Oct 11, 2022 - Health

White House monitoring rise of COVID subvariants, but "confident" in vaccines

White House Covid-19 Response Coordinator Dr. Ashish Jha speaks during the press briefing in the Brady Briefing Room of the White House in Washington, DC, on October 11, 2022

White House COVID-19 response coordinator Ashish Jha speaks during a press briefing on Oct. 11. Photo: Brendan Smialowski/AFP via Getty Images

COVID-19 response coordinator Ashish Jha said Tuesday that the White House is monitoring "the rise of several subvariants."

Driving the news: "We are carefully monitoring the rise of several subvariants that are evolving rapidly and emerging around the world, including ones that evade some of our treatments," Jha said at a White House press briefing.

Between the lines: Jha said that the White House is tracking three or four subvariants most closely around the world, "because they either have a lot more immune evasiveness or they render many of our treatments ineffective."

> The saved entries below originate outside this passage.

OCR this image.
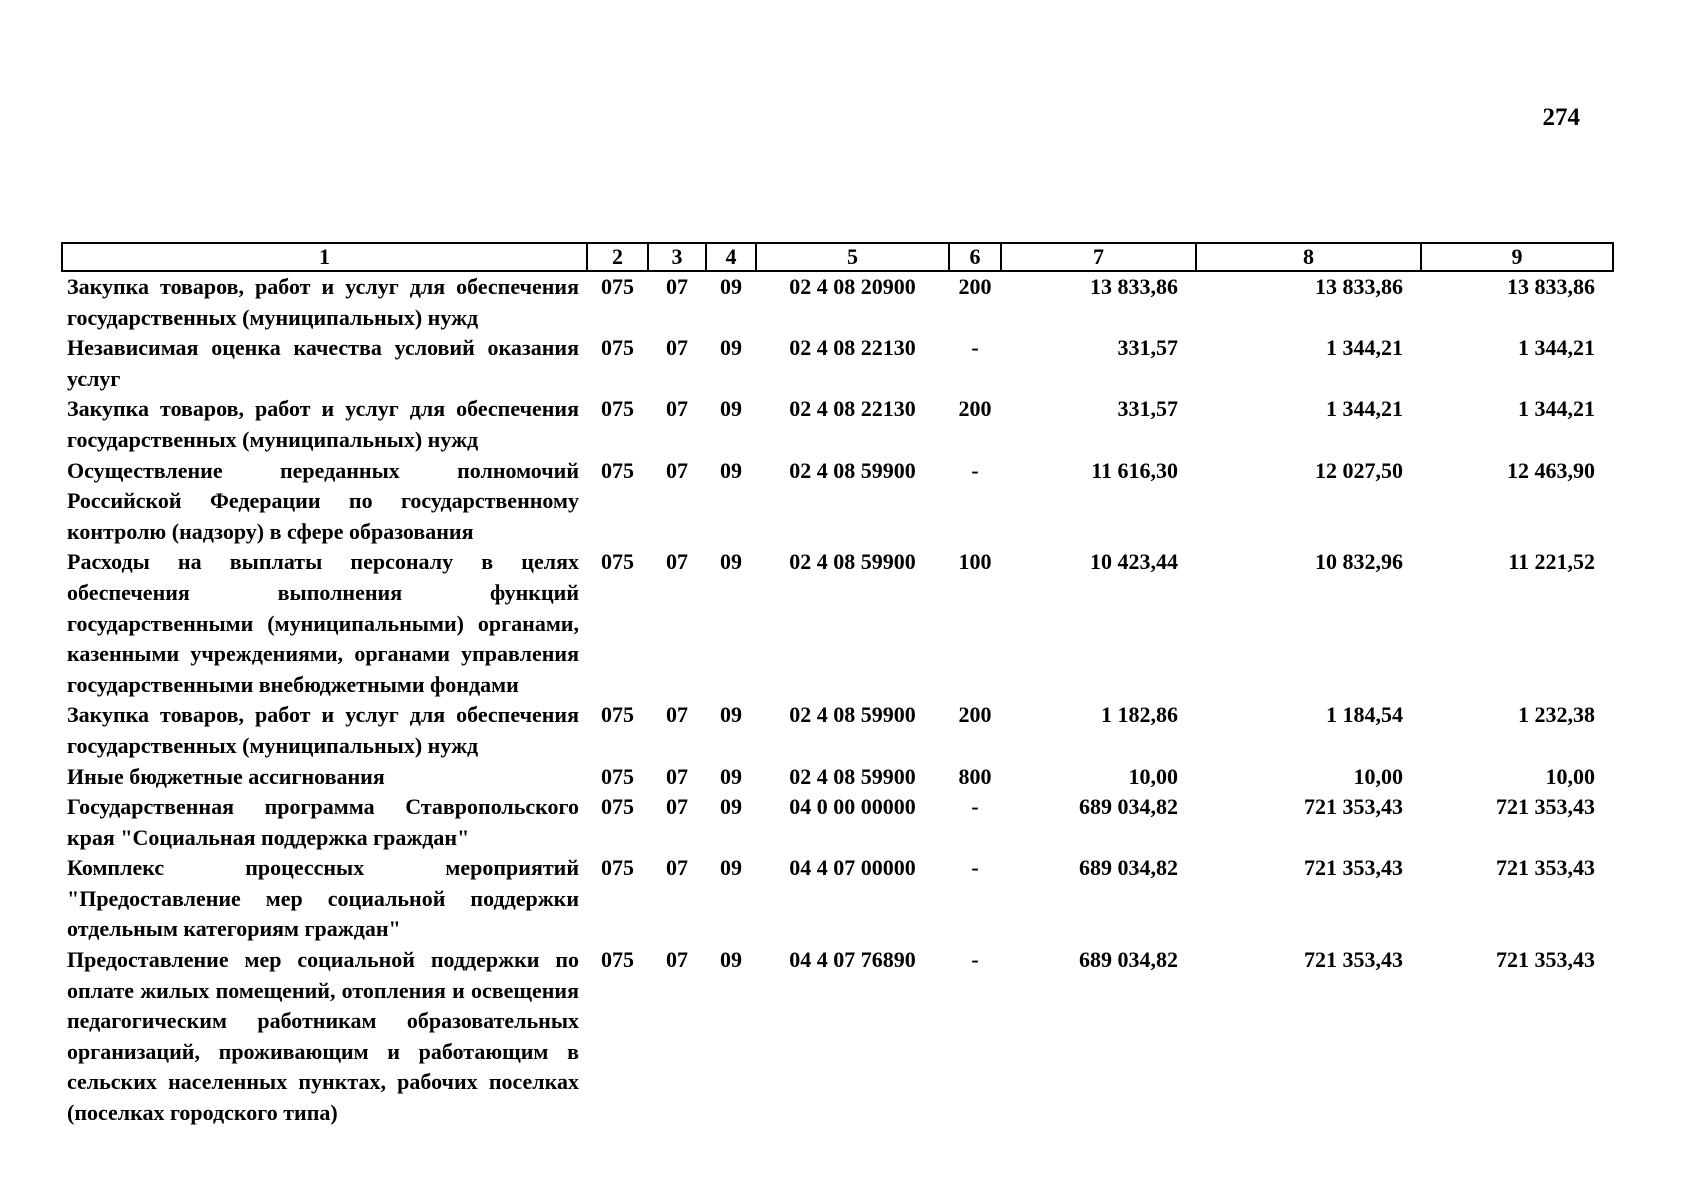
274
1	2	3	4	5	6	7	8	9
Закупка товаров, работ и услуг для обеспечения государственных (муниципальных) нужд	075	07	09	02 4 08 20900	200	13 833,86	13 833,86	13 833,86
Независимая оценка качества условий оказания услуг	075	07	09	02 4 08 22130	-	331,57	1 344,21	1 344,21
Закупка товаров, работ и услуг для обеспечения государственных (муниципальных) нужд	075	07	09	02 4 08 22130	200	331,57	1 344,21	1 344,21
Осуществление переданных полномочий Российской Федерации по государственному контролю (надзору) в сфере образования	075	07	09	02 4 08 59900	-	11 616,30	12 027,50	12 463,90
Расходы на выплаты персоналу в целях обеспечения выполнения функций государственными (муниципальными) органами, казенными учреждениями, органами управления государственными внебюджетными фондами	075	07	09	02 4 08 59900	100	10 423,44	10 832,96	11 221,52
Закупка товаров, работ и услуг для обеспечения государственных (муниципальных) нужд	075	07	09	02 4 08 59900	200	1 182,86	1 184,54	1 232,38
Иные бюджетные ассигнования	075	07	09	02 4 08 59900	800	10,00	10,00	10,00
Государственная программа Ставропольского края "Социальная поддержка граждан"	075	07	09	04 0 00 00000	-	689 034,82	721 353,43	721 353,43
Комплекс процессных мероприятий "Предоставление мер социальной поддержки отдельным категориям граждан"	075	07	09	04 4 07 00000	-	689 034,82	721 353,43	721 353,43
Предоставление мер социальной поддержки по оплате жилых помещений, отопления и освещения педагогическим работникам образовательных организаций, проживающим и работающим в сельских населенных пунктах, рабочих поселках (поселках городского типа)	075	07	09	04 4 07 76890	-	689 034,82	721 353,43	721 353,43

  • The variants that are being observed arise from the Omicron subvariant BA.2 or BA.5, Jha said, which "means our updated bivalent vaccine should provide a much higher degree of protection."
  • "I'm very confident that our vaccines will continue to work very well, certainly against protecting against serious illness," he said, adding that they'll still conduct studies to figure out the level of protection offered.

Flashback: Last week, NIAID director Anthony Fauci said that "we should not be surprised" if a new COVID-19 variant emerges this winter.

  • "We should anticipate that we very well may get another variant that would emerge that would elude the immune response that we've gotten from infection and/or from vaccination," he said.

The big picture: Although COVID-19 cases have been trending downward in recent months, there is a particular risk of an uptick in the coming months.

  • Last winter, the Omicron variant led to a surge in COVID-19 cases and since then, there have been multiple Omicron sub-lineages.
  • COVID has killed more than 6.5 million people and infected more than 622 million worldwide, per Johns Hopkins University's online tracker.